Como bem se sintetiza em acórdão deste TCAN Cfr. Ac. TCAN, 19/06/2008, Proc. n.º 0113/06.5BEPNF ;, o facto ilícito é “…o facto do órgão ou agente constituído por um comportamento voluntário, que tanto pode revestir a forma de ação como de omissão, advindo a ilicitude da ofensa de direitos de terceiros ou disposições legais emitidas com vista à proteção de interesses alheios…”. Ou seja, a ilicitude é sinónimo de antijuridicidade que se pode expressar num juízo negativo ou de desvalor formulado pela ordem jurídica e incidente sobre o facto ou sobre o seu resultado.
Deste modo, será tida por ilícita toda e qualquer conduta que viole o bloco de legalidade (isto é, que viole princípios ou normas constitucionais, legais, regulamentares, internacionais, comunitários), infrinja regras de ordem técnica e de prudência comum, ou deveres objetivos de cuidado ou que viole os parâmetros pelos quais se deve reger o normal funcionamento dos serviços. Cfr. Ob. Cit. pág. 486-487;



Quanto à culpa, dispõe-se no n.º 1 do art.º 10.º da mencionada lei, que «…a culpa dos titulares de órgãos, funcionários e agentes deve ser apreciada pela diligência e aptidão que seja razoável exigir, em função das circunstâncias de cada caso, de um titular de órgão, funcionário ou agente zeloso e cumpridor...» e no n.º 2 desse normativo, prescreve-se que «…sem prejuízo da demonstração de dolo ou culpa grave, presume-se a existência de culpa leve na prática de actos jurídicos ilícitos…».
Por sua vez, no n.º 3 desse mesmo preceito estatui-se que «…para além dos demais casos previstos na lei, também se presume a culpa leve, por aplicação dos princípios gerais da responsabilidade civil, sem que tenha havido incumprimento dos deveres de vigilância…».
Note-se que o pressuposto da culpa, fora dos casos em que se esteja perante a verificação de «danos decorrentes de atividades, coisas ou serviços administrativos especialmente perigosos”, prevista no art.º 11.º da Lei 67/2007 e das situações de indemnização por sacrifício, previstas no art.º16º desse diploma, é pressuposto necessário para que se possa responsabilizar a Administração pela ocorrência de danos, tendo de haver um facto ilícito e censurável para que possa reclamar-se da Administração a responsabilidade pelos danos que se verifiquem em consequência da atuação de um seu agente.
Sublinhe-se ainda que este art.º 10.º da citada Lei, estabelece um critério próprio de aferição da culpa, no domínio da responsabilidade da Administração, prevendo como padrão aferidor da culpa, o agente zeloso e cumpridor, pelo que se pode concluir que o legislador assumiu ser imperativo que a Administração atue, através dos seus agentes, com a diligência a que uma pessoa competente está vinculada, sob pena de violação dos deveres de zelo e de boa administração.
Quanto à culpa, a mesma traduzir-se-á, fundamentalmente, num juízo de censura sobre o comportamento ativo ou omissivo do titular de órgão ou de agente, em resultado dessa conduta não corresponder à que é exigível e esperada de um funcionário típico, normal, zeloso e cumpridor, nas circunstâncias do caso concreto.
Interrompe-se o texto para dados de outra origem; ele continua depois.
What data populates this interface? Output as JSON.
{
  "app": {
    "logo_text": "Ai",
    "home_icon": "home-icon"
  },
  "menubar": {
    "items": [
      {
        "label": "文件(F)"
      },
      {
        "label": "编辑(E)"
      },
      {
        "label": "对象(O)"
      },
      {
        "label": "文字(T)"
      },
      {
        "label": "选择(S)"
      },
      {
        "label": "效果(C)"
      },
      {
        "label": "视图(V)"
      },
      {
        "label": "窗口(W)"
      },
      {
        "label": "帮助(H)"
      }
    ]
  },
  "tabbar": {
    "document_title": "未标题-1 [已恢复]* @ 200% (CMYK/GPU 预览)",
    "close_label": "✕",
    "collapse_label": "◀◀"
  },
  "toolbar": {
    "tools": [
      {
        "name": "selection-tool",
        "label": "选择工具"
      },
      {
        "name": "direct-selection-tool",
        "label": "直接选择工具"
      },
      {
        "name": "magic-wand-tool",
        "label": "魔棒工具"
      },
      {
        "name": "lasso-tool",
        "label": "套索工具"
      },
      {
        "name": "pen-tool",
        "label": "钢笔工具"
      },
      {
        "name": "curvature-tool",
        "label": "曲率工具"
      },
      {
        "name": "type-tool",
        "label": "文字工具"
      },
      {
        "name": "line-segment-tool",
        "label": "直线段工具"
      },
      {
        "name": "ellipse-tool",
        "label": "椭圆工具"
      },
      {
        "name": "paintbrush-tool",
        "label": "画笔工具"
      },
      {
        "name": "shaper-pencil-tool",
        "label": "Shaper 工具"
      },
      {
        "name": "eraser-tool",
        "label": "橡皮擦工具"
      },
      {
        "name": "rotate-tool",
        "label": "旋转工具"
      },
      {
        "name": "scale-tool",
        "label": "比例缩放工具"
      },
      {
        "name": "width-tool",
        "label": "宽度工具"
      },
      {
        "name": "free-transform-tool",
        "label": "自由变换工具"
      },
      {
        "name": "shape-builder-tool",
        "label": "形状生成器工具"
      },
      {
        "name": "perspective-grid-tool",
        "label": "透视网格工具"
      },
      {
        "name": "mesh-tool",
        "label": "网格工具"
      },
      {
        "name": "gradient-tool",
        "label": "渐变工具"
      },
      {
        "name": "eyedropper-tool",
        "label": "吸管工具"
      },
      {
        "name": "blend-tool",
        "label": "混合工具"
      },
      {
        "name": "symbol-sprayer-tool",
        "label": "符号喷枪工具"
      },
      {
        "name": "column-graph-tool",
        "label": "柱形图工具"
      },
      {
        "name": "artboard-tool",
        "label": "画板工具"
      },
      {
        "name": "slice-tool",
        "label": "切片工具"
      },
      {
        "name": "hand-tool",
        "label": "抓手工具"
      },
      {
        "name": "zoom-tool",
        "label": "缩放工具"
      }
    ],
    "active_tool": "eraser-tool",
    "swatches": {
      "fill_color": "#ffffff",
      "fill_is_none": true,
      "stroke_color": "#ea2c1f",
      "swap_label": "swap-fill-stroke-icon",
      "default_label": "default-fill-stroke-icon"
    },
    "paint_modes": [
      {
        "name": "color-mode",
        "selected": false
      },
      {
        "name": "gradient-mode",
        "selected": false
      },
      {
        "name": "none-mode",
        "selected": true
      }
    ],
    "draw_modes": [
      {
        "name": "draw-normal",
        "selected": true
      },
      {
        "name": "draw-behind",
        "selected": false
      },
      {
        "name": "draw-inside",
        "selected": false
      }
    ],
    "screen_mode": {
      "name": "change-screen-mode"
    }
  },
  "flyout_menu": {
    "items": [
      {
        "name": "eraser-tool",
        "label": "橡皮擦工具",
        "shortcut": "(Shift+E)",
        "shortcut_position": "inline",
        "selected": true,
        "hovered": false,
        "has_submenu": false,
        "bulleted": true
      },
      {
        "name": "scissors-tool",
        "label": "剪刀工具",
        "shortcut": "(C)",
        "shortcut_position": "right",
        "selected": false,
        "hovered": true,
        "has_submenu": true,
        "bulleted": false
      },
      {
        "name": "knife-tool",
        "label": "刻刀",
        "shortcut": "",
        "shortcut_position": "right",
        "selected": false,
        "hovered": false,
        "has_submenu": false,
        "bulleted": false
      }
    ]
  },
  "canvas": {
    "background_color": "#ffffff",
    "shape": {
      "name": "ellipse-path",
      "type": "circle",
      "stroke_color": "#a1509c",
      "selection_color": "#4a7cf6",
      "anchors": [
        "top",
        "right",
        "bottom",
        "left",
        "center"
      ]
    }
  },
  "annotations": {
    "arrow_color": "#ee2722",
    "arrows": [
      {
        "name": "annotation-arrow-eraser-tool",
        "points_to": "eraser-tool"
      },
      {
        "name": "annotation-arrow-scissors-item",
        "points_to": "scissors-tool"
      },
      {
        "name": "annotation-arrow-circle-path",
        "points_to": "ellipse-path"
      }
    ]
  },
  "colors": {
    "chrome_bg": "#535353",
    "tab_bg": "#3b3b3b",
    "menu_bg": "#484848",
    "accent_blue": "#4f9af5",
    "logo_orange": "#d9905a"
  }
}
Trata-se, essencialmente, de apreciar a culpa num plano funcional, no plano do exercício de funções.
Em face do enunciado, a ilicitude e a culpa são conceitos preenchidos pela omissão ou deficiente cumprimento de deveres funcionais, já que os funcionários e agentes administrativos encontram-se sujeitos a normas que os obrigam a possuir os conhecimentos jurídicos, técnicos ou outros, necessários ao exercício da sua profissão. E, a fronteira entre o ilícito e a culpa é de tal forma baça, que a nossa jurisprudência tem-se pronunciado no sentido de que uma vez provada a omissão do dever funcional, sem que o Estado e demais entes públicos tenham provado qualquer facto justificativo dessa omissão (ou que esta não se verificou), provada se deve ter a culpa da entidade lesante.
Daí que, nas ações de responsabilidade civil extracontratual dos entes públicos por factos ilícitos, funcione a presunção de culpa in vigilando estabelecida no n.º 1, do art. 493.º do Código Civil. Cfr. Ac. do STA, de 25.03.1999, Proc. n.º 041297.
Um aspeto inovador do novo regime legal que convém também realçar, traduz-se na previsão de uma presunção de culpa leve para a prática de atos jurídicos ilícitos (artigo 10º, n.º 2) e para o incumprimento de deveres de vigilância (artigo 10º, n.º 3).
Assim, por força do disposto no n.º3 do art.º 10.º, a existência de uma conduta ilícita dos Réus por violação de deveres de manutenção, vigilância ou fiscalização, determina, por si só, a existência de uma presunção de culpa leve- uma presunção iuris tantum.
A respeito da presunção de culpa leve prevista neste n.º3 do art.º 10.º, CARLOS CADILHA Cfr. In “Regime da Responsabilidade Civil Extracontratual do Estado e demais Entidades Públicas Anotado” cit., pp. 168-169., defende que com tal previsão, o que se pretendeu foi consagrar a orientação jurisprudencial já firmada no domínio do Decreto-Lei n.º 48051 quanto à culpa in vigilando, remetendo para um regime similar ao dos artigos 491º e 493º, n.º 1, do Código Civil.
De acordo com o regime de presunção de culpa do art.º 493.º, n.º1 do Cód. Civil «para ilidir a presunção de culpa constante do indicado normativo, cabe ao Réu alegar e provar que, face à situação concreta, actuou como seria lícito esperar, no caso, no exercício das suas funções e em função dos meios que tinha ao seu dispor, e que, não obstante a sua actuação dentro destes parâmetros, sempre e em todo o caso o acidente se teria verificado». (vide Ac. do STA de 15/3/2005)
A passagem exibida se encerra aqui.